Nate Dame - Propecta

Marketing SaaS products effectively comes down to one thing: a modern SEO keyword strategy.

Google is heavily invested in reading the user’s mind. There is a specific question or need behind every search query, and their machine learning program is monitoring user behavior 24/7/365 to figure it out.

When a user Googles “management information system,” for example, does he want to buy software? Get a free trial? Compare vendors? Define the phrase? Google breaks user intent into four “micro moments”:

  • Know—The user wants information.
  • Go—The user wants to navigate to somewhere or something.
  • Do—The user wants instructions on how to complete a task.
  • Buy—The user wants to make a purchase.

The only way to know what the user wants is to Google “management information system” and look at the organic results—because those results are the product of endless research. Today, the 10 blue links I get break down like this:

  • 9 “What is?” pages
  • 1 college degree program page

That means there is a very strong “know” intent for my keyword, and a sales page for my MIS software is never going to rank highly. Targeting the keyword “management information system” well means creating the best page of content that clearly and thoroughly defines the term.

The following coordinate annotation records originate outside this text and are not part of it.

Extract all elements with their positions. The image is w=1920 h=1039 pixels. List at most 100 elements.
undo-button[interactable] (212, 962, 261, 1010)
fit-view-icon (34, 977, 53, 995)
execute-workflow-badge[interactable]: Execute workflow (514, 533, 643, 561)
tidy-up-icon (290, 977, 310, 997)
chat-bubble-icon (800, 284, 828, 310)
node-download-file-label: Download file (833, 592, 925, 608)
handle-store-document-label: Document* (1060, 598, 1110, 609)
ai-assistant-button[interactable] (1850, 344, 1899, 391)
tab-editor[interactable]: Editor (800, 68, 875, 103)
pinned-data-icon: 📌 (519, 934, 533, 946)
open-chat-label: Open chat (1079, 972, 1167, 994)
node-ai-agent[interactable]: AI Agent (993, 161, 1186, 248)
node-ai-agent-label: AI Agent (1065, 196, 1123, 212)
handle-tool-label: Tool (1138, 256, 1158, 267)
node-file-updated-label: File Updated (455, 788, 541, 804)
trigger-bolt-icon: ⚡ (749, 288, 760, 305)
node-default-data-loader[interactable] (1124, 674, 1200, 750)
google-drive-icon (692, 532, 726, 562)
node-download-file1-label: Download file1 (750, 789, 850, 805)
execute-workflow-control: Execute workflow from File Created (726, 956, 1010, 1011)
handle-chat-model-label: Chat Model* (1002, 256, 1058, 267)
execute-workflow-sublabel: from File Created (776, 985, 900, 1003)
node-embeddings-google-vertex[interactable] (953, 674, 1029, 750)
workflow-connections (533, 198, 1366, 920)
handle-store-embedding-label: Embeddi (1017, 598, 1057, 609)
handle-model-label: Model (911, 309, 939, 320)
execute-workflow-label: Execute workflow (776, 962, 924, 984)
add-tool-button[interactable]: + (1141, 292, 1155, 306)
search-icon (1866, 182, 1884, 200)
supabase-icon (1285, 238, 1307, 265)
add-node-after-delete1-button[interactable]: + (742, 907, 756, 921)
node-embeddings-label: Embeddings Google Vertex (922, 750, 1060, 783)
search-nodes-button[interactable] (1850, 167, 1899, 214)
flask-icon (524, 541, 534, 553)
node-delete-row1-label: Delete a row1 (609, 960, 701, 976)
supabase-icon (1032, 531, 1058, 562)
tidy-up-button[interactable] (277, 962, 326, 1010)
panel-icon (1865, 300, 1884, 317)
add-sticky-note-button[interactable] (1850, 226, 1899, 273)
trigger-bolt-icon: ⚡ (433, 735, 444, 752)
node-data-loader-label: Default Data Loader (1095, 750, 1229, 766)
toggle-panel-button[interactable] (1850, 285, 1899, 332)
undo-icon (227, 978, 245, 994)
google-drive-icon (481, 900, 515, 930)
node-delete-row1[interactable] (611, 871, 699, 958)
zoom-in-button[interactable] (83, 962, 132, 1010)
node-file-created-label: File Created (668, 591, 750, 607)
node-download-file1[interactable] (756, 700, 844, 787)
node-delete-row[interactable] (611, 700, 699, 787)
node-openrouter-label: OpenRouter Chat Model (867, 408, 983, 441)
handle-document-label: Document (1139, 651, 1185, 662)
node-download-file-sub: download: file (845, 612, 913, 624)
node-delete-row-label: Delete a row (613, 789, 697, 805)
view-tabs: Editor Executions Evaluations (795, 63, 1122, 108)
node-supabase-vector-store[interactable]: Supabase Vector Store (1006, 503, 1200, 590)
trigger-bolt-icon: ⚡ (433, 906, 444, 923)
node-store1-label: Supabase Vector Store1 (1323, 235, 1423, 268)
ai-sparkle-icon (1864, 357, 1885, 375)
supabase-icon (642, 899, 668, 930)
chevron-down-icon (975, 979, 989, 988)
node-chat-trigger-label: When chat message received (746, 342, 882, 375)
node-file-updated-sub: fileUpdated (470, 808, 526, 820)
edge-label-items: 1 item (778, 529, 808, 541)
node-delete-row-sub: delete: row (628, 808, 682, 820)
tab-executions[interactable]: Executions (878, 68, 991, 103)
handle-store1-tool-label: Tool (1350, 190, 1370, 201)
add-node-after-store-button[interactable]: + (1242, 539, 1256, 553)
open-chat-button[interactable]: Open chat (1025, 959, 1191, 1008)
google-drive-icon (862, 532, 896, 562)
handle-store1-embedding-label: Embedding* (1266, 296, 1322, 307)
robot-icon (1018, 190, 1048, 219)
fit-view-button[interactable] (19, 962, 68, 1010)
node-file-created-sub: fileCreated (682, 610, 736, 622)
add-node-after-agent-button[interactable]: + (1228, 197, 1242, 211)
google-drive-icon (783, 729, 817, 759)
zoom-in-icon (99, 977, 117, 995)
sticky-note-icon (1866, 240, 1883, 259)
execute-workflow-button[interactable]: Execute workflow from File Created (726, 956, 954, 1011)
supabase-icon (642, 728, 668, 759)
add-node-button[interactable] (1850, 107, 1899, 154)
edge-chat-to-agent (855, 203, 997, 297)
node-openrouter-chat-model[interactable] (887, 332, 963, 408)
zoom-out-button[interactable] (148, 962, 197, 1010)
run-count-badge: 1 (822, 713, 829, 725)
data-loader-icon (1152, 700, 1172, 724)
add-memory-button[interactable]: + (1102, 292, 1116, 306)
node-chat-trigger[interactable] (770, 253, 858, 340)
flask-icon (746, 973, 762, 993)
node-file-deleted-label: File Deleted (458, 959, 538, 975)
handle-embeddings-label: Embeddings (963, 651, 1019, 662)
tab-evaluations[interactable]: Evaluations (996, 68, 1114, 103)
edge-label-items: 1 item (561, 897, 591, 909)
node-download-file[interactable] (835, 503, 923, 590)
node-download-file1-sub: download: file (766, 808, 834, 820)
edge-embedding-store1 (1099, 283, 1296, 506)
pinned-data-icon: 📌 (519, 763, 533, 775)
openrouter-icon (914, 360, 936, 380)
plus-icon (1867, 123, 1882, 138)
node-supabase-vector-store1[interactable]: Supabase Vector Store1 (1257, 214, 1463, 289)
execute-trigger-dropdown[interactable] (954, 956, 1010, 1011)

Conversely, if I’m creating a content strategy for a SaaS company that provides cloud backup services, user intent research would demonstrate that half of the organic results for “cloud backup” are branded sales pages. Thus, a product page could very effectively target that term.

User intent research is the secret to effective SEO and content marketing, and will help SaaS companies structure websites and design content that delivers the right brand experience every time.